As you grow as an artist, has your work changed over the years?
Getting more aligned with who I am as an individual and artist has allowed me more time to fine-tune my art, and in turn, become more aligned with the art I’m actually creating. I find that the more time I’m able to give to creating, the happier and more proud I feel about what I’m creating.
Do you have any values or core principles that you aim to share through your work?
To be you. Art for me at this time in my life has really been a blessing because it’s allowed me to embrace all that I used to be so insecure about when I was younger.
My goal has always been for people to feel a sense of relatability or be able to see themselves through my creations, so if I’m able to do that in some way, I’ve made an impact.
Have you collaborated with any individuals or companies? If so, what was that experience like?
I work with Society6 quite a bit – that’s where I sell all of my art prints, mainly my illustrations. It’s really awesome actually because it makes me feel proud of the unique art I’m creating in a way where others are too, able to see my vision. I’ve also been working with Dagne Dover, enhancing some of their editorials with my illustrations. That was really cool to see my style blend with a contemporary brand. I also love the fact that they are a female-owned/female-run company, so that’s kind of the cherry on top!
What is your support system like?
I am beyond grateful for my support system. Everything from my family to my friends to the connections I’ve made on social media. I’ve always felt like social media can be a toxic place if you engage in the kind of behavior that can lower your energetic frequency. There’s so much negativity shown online but virtually surrounding myself with the kind of artists and people that emit positivity and authenticity is refreshing and empowering as an artist.
What are some accomplishments that you’re appreciative of?

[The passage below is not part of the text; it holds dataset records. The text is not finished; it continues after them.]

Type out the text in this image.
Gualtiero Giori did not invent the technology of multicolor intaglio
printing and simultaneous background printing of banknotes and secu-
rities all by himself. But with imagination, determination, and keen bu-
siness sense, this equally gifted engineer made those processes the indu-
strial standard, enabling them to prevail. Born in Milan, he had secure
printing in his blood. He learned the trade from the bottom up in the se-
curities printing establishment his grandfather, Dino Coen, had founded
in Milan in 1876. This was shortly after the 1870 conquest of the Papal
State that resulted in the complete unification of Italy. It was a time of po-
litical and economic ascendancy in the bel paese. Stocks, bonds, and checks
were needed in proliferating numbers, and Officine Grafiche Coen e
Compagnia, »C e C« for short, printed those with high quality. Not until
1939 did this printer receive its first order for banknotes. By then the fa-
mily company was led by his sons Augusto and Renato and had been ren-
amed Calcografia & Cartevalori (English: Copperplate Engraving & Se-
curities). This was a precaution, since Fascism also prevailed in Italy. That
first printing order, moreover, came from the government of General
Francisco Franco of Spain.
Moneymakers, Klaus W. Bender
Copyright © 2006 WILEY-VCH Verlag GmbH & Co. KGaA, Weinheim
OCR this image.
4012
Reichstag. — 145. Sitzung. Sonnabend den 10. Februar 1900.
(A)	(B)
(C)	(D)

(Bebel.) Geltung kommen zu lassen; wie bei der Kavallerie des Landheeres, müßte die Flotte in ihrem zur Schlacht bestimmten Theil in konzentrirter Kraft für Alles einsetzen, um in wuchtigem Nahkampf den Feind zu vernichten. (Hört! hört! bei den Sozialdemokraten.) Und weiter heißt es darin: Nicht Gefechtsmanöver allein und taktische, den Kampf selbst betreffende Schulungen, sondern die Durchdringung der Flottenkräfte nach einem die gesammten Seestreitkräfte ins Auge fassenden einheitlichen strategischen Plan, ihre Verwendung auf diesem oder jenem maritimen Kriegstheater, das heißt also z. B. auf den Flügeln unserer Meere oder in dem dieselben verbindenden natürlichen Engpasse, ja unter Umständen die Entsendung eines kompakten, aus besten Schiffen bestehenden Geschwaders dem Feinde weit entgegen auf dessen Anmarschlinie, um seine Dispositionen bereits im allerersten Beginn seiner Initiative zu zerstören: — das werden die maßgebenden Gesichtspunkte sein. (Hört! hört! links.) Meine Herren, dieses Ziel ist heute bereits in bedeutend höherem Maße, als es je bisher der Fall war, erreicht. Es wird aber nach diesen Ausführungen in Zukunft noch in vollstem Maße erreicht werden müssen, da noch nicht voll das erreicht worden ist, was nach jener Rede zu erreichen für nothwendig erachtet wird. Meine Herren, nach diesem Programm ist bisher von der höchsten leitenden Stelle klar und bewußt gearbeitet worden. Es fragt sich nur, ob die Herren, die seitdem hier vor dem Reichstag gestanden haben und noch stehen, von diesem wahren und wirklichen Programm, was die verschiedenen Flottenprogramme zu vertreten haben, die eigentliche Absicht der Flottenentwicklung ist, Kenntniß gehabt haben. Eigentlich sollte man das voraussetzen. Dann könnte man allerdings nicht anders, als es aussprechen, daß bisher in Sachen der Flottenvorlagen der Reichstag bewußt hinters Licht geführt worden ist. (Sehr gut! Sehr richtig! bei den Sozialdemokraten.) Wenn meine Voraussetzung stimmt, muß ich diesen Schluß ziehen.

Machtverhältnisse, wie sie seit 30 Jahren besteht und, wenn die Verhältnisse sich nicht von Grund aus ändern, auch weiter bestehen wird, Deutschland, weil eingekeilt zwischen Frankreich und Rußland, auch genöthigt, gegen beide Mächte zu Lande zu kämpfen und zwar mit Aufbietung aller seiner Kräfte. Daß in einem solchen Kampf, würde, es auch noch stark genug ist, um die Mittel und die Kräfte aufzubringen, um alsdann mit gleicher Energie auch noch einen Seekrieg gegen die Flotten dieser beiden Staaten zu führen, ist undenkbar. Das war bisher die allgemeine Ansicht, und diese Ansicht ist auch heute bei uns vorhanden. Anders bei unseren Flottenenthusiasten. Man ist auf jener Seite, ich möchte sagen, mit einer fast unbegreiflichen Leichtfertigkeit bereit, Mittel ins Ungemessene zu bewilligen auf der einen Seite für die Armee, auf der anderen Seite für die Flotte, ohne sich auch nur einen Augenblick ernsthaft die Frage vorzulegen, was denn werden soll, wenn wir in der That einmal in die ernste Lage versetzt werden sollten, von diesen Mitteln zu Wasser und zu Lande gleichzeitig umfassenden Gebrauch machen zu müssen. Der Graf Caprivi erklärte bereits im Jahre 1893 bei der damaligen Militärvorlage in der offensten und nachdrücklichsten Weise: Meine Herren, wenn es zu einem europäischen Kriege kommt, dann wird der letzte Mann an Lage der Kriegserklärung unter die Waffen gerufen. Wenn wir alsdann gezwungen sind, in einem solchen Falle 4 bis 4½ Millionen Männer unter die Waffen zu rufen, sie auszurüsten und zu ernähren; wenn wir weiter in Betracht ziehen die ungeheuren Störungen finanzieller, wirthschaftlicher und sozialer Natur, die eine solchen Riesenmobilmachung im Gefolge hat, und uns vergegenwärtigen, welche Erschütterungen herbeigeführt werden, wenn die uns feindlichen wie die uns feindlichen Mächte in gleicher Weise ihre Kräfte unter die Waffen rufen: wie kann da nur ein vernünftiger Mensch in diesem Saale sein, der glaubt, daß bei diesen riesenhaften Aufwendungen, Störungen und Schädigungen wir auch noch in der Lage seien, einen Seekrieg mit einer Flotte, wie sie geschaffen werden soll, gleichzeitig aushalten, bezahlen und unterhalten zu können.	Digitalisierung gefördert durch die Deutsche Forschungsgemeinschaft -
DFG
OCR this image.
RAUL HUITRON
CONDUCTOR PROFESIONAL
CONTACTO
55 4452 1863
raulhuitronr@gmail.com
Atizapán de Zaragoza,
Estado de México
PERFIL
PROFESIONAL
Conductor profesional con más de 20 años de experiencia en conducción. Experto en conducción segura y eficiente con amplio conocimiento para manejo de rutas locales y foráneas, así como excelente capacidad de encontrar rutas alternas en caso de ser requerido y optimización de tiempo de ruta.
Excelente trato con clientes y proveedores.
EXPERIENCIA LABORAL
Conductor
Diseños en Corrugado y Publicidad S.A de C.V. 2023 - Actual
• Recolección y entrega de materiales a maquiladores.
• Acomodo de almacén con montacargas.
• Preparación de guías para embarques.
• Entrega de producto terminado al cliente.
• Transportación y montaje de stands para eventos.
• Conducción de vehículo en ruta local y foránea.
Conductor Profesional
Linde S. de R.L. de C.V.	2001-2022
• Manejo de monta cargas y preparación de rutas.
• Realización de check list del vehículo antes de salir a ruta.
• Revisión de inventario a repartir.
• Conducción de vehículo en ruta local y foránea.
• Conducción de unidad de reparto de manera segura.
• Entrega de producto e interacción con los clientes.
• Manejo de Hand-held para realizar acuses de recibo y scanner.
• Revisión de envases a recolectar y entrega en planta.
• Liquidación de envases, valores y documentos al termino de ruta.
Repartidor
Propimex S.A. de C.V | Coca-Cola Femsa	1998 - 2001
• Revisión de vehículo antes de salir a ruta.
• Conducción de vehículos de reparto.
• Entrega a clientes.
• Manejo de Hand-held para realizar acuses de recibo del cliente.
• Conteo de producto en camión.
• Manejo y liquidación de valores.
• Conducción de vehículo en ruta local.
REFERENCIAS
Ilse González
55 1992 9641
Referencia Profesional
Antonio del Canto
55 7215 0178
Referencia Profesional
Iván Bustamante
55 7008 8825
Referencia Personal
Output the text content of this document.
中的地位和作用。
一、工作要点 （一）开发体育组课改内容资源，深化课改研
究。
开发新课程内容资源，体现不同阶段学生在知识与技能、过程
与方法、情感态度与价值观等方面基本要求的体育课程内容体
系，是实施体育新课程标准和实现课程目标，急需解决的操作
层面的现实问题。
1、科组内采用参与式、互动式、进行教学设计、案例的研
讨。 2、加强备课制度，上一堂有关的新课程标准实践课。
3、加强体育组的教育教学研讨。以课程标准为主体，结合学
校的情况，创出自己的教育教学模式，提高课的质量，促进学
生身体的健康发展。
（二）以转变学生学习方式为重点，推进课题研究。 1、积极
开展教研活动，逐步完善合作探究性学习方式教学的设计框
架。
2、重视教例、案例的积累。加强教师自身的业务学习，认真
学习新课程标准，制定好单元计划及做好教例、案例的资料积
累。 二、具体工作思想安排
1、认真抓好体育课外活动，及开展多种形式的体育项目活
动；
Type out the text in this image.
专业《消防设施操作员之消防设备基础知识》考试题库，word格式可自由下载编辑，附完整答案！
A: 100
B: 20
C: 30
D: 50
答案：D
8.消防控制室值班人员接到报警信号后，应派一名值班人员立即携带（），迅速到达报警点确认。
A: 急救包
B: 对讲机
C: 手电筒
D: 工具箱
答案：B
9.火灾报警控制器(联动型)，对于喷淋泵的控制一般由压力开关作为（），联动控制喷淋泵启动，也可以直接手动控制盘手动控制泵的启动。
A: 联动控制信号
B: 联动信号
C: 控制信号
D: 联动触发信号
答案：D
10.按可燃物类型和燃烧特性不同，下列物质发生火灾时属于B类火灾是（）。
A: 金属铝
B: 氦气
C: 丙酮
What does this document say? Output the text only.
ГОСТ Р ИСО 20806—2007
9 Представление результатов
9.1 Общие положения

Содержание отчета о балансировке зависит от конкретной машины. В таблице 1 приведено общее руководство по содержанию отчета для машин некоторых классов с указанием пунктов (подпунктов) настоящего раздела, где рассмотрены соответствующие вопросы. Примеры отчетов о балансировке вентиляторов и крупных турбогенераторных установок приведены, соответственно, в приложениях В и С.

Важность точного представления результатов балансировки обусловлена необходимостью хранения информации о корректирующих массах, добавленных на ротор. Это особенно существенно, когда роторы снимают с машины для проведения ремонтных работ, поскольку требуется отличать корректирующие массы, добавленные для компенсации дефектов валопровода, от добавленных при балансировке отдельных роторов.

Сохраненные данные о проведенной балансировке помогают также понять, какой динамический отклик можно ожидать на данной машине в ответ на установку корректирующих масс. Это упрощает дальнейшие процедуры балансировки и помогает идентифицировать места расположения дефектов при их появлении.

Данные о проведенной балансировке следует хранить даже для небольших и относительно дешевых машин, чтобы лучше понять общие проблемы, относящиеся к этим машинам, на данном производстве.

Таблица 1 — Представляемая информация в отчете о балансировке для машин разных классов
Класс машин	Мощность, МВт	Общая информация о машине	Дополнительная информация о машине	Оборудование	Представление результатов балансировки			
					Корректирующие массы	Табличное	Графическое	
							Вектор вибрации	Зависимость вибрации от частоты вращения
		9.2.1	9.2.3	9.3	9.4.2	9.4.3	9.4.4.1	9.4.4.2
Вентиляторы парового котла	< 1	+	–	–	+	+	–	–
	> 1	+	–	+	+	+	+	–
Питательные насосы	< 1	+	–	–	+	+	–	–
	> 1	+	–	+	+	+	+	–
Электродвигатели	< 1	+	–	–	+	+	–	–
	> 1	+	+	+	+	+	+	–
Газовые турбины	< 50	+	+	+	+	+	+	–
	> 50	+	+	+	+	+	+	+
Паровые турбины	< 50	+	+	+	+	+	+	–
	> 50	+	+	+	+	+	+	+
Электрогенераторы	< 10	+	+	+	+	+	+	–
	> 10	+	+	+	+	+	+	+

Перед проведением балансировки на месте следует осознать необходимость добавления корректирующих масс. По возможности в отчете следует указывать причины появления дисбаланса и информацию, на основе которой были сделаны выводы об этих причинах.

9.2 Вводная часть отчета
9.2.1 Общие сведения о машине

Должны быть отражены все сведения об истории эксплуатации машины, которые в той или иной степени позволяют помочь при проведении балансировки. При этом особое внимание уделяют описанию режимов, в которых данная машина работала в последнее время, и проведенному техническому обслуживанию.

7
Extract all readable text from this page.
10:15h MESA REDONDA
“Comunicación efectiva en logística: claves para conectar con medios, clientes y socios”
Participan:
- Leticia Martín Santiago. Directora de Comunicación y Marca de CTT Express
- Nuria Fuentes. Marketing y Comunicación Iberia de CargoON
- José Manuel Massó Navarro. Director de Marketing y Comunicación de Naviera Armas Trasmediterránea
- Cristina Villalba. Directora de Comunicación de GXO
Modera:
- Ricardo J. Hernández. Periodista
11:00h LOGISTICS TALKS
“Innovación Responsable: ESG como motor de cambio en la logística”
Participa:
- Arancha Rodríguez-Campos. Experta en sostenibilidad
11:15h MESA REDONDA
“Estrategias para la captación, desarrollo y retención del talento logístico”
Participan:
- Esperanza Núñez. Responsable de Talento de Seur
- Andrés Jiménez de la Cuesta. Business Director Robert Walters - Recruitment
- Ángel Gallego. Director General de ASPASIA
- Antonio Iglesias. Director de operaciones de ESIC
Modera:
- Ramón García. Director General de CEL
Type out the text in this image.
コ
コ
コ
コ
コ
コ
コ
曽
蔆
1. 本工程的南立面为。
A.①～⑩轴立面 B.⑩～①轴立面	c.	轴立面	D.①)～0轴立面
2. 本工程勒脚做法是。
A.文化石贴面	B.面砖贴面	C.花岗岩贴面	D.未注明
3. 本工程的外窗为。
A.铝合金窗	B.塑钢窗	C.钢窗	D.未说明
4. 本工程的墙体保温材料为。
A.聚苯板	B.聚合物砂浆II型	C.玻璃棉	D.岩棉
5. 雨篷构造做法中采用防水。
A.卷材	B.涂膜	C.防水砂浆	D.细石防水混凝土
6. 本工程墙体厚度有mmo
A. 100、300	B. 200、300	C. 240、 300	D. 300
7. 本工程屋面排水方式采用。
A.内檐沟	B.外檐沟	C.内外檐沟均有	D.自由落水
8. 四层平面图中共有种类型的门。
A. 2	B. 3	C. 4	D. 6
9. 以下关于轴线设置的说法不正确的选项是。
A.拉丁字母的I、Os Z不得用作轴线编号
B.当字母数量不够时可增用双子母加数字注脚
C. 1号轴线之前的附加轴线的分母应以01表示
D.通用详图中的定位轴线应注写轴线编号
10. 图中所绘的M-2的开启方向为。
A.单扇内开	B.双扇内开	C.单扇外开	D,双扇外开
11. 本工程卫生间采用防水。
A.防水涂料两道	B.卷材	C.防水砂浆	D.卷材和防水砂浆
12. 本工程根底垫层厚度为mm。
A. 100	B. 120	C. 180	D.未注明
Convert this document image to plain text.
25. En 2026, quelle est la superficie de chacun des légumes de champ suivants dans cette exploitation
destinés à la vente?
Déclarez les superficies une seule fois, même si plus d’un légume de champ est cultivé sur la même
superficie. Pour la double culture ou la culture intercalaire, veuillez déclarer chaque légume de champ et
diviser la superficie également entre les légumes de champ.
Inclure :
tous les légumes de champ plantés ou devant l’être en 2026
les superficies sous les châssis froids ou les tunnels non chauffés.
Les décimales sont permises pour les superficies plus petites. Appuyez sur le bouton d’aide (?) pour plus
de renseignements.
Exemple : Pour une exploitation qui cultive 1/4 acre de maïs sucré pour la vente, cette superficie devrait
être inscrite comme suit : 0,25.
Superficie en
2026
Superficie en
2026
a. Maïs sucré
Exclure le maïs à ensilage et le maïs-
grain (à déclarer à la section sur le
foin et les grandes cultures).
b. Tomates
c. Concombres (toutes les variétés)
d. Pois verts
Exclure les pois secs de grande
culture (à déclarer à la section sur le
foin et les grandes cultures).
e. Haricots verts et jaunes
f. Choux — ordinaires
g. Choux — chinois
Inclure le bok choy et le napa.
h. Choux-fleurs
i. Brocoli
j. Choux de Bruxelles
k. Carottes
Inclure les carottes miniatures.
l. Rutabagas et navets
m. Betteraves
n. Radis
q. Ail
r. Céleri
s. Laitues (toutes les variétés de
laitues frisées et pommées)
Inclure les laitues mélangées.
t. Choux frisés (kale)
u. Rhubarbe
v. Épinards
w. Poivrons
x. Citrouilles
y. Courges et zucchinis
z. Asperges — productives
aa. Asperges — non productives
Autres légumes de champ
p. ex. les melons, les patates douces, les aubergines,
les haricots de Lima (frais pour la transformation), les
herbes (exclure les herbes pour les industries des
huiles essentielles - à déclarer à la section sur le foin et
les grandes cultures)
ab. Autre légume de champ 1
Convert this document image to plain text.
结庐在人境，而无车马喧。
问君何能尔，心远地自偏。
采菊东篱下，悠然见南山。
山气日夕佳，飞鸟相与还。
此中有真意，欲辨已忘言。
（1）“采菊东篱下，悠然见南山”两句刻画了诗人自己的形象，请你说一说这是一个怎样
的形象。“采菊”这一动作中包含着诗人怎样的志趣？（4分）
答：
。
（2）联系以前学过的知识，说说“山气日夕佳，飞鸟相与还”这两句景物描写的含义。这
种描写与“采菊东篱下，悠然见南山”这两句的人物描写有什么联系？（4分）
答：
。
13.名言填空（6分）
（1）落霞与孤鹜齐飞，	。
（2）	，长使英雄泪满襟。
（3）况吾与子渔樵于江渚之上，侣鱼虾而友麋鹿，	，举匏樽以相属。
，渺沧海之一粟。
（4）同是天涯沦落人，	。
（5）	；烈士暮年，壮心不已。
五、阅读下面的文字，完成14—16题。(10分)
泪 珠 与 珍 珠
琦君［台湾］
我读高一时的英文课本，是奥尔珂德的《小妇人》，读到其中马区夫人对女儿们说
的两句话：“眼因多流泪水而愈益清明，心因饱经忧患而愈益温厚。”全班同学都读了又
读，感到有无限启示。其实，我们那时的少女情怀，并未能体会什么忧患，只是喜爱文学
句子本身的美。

That defining moment for me was back in 2018 when I was asked to have my art on display at one of The Riveter’s newly opened co-working spaces. It was a moment when I knew that taking that leap of faith and putting my art out there paid off. I used to be so nervous to share my art but living in such a digital culture, I knew that sharing my art online and on social media had to be the next step. A curator/designer working for The Riveter said she found my art on Instagram, so that’s how that collaboration began. Having my art on display there along with a gallery show they threw for me was a defining moment in my art career that I’ll never forget.
Where do you envision yourself and your work in the future?
I really love creating portraits, so doing more large-scale portrait work is definitely in my future. And I’d love to do a mural somewhere in my hometown of Los Angeles!
In the process of creating work, what have you learned about yourself?
I’ve learned that I actually love myself. Totally embracing myself as an artist has allowed me to see myself for who I truly am. I’ve always been quiet and shy and felt like something was wrong with me. But creativity has allowed me to embrace that, and that feeling is incredibly special. It keeps me grounded.